Bank MNC International Tbk dengan code saham BABP awalnya mempunyai nama Bank ICB Bumiputera Tbk ialah bank yang tawarkan produk dan service tabungan dan deposito mencakup rekening tabungan, giro; sarana credit, dan treasury. Perusahaan disokong oleh 16 kantor cabang, 33 kantor cabang pembantu, 23 kantor kas, payment poin, dan ATM yang menyebar di semua Indonesia.

Perusahaan yang berdiri pada 31 Juli 1989 itu sah resmi melantai di bursa pada 15 Juli 2002 dengan lakukan IPO ke warga sekitar 500 juta helai saham pada harga penawaran Rp120/helai saham. Saham BABP sukses kumpulkan dana sejumlah Rp60 miliar saat go public. Per 31 Oktober 2020, saham BABP digenggam oleh MNC Kapital Indonesia Tbk sebagai pengontrol (50,43%), Winfly LTD(19,57%). Marco Prince Corp (10,48%), dan pemilikan khalayak (19,52%).
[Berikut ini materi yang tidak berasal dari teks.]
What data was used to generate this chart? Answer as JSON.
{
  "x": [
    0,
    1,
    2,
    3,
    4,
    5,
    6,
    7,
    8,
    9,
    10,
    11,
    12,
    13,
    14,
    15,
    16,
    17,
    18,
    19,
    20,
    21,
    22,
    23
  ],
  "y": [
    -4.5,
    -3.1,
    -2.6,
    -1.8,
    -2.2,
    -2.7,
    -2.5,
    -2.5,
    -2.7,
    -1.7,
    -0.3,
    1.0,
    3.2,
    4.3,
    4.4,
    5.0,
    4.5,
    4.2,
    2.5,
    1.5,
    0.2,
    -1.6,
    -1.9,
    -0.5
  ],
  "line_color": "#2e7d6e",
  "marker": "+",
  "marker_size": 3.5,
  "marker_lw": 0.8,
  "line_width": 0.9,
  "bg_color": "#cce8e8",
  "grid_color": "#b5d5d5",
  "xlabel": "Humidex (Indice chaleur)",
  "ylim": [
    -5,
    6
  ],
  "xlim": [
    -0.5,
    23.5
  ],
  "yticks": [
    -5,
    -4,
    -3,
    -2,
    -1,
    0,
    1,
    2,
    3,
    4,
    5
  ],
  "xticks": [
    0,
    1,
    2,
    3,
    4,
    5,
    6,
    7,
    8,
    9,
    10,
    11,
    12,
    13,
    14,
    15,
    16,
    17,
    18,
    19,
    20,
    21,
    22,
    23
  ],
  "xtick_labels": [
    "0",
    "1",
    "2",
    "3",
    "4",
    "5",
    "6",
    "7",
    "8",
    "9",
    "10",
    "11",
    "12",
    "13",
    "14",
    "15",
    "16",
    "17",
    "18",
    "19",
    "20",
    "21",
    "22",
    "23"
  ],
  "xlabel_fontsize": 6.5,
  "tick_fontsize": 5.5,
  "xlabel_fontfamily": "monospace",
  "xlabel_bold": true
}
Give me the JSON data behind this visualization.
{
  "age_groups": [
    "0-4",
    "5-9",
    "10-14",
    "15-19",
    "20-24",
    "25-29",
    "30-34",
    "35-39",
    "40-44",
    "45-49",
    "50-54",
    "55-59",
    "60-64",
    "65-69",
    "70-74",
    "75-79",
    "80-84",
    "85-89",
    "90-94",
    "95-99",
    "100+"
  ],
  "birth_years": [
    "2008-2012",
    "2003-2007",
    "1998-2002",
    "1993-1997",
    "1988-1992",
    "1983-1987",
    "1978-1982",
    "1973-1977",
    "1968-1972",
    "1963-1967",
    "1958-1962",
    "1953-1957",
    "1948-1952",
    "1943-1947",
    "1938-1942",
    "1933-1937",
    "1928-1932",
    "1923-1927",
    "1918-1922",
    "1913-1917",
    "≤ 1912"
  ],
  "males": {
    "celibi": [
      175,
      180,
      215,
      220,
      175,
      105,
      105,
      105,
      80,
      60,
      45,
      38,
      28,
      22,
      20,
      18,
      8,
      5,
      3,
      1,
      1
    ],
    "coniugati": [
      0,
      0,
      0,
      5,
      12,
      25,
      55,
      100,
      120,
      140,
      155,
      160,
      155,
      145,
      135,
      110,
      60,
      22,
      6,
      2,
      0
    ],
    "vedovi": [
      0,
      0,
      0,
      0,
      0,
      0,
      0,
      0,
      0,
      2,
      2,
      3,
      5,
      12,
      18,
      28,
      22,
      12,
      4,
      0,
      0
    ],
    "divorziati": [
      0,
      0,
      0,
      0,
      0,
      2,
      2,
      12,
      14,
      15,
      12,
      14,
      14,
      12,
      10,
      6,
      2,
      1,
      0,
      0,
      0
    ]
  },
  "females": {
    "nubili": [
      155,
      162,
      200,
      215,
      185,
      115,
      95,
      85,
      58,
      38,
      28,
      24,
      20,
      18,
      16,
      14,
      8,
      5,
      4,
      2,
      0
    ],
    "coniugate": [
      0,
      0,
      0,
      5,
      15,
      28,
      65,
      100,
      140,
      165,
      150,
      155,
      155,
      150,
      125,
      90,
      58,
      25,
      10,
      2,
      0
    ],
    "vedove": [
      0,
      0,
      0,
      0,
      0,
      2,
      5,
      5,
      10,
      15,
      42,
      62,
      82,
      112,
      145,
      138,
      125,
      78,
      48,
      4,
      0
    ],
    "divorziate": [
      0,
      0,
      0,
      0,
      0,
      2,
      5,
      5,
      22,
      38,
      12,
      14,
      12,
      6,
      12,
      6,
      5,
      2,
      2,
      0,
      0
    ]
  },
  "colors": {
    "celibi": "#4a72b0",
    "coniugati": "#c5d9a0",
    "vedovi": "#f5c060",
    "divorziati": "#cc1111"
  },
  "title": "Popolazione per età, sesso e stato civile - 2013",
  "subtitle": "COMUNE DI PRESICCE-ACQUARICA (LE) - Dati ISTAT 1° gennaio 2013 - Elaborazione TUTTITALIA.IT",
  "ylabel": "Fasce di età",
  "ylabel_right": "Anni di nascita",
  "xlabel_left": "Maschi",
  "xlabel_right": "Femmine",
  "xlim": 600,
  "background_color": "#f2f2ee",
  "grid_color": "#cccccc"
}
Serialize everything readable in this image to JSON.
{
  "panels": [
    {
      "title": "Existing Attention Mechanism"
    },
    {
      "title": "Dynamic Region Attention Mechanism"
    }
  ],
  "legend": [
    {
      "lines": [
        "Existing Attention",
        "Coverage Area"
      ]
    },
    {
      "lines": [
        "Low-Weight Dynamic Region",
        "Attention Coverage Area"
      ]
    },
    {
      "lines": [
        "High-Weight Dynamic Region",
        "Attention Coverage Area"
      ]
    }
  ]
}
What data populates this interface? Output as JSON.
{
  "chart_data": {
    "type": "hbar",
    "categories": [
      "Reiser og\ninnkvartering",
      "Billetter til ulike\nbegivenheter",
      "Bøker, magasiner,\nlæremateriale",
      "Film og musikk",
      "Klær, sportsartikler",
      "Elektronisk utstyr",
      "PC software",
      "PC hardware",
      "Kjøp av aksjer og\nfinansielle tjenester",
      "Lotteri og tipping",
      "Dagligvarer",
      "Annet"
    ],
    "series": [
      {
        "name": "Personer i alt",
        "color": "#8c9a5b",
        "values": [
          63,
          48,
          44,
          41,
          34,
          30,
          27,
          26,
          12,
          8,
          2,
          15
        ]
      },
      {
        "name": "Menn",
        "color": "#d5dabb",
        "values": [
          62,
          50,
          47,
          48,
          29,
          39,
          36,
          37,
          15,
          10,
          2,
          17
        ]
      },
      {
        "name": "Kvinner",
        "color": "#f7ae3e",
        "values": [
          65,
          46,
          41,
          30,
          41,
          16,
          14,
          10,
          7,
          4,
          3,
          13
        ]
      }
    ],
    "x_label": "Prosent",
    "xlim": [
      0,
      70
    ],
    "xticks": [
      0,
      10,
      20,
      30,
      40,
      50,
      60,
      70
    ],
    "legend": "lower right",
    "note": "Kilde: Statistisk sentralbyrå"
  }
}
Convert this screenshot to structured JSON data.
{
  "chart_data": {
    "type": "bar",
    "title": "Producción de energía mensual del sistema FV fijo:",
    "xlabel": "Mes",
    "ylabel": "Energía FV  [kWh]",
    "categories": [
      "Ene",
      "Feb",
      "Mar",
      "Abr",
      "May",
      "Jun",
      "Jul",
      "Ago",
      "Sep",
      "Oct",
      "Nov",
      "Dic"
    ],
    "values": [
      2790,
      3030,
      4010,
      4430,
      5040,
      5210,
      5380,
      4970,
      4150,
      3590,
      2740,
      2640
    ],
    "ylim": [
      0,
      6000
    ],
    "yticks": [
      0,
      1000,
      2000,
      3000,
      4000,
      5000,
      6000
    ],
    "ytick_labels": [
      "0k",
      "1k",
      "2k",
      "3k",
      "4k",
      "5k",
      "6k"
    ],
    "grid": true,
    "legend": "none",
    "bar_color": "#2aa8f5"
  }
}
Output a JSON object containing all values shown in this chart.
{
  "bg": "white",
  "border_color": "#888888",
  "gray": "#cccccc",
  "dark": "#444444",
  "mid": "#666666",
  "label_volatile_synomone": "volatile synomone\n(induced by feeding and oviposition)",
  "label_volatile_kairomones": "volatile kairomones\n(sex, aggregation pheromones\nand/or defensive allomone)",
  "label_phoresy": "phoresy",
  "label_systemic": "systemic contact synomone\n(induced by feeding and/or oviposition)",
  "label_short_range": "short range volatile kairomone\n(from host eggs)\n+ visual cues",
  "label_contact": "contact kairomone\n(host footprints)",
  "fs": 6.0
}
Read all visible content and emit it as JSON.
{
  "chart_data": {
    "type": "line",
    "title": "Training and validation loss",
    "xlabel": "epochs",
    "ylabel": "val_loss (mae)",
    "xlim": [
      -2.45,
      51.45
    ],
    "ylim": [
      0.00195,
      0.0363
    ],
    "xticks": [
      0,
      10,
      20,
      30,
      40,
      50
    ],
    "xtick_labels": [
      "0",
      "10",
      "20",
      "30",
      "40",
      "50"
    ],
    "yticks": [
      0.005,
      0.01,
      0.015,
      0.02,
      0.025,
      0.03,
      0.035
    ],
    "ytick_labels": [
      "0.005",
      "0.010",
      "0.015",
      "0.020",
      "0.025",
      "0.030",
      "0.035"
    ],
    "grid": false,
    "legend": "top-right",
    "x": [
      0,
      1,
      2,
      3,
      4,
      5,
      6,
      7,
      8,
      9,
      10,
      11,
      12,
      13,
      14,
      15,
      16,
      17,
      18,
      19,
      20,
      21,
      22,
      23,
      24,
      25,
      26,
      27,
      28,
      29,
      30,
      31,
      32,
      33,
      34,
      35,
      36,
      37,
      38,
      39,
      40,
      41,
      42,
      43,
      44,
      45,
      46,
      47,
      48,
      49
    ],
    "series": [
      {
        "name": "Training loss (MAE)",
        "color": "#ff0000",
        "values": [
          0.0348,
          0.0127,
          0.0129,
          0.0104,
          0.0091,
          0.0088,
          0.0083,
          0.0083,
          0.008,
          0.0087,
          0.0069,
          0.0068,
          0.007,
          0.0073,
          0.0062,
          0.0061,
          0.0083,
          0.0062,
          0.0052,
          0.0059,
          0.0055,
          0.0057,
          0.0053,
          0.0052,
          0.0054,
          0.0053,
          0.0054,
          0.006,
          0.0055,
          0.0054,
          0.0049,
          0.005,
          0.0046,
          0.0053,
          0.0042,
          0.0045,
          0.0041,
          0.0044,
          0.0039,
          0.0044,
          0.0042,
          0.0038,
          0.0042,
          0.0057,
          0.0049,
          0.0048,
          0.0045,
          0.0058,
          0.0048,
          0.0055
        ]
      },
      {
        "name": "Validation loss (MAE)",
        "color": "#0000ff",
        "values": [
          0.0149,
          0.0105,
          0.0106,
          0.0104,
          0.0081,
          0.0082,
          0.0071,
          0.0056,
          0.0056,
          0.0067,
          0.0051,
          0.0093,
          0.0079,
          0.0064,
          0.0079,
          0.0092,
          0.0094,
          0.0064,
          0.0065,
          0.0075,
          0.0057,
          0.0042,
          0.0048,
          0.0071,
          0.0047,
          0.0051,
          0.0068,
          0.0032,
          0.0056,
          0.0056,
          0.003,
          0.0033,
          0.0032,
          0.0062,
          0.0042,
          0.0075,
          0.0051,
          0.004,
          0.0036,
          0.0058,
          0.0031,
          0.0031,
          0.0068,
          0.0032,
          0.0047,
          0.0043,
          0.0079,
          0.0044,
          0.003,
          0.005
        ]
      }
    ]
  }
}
Di bawah lindungan MNC Grup, Bank MNC International Tbk akan disihir menjadi satu diantara bank digital. Tetapi, seperti kita kenali, kompetisi bank digital yang akan datang tidak gampang. Perusahaan harus berkompetisi ketat dengan beberapa bank mini yang lain yang pelan-pelan berpindah ke bank digital. Untuk investor yang memilih untuk melakukan investasi di saham BABP, bedah saham berikut ini menjadi rekomendasi apa saham ini mempunyai prospect yang akan datang atau sekedar hanya ikutan.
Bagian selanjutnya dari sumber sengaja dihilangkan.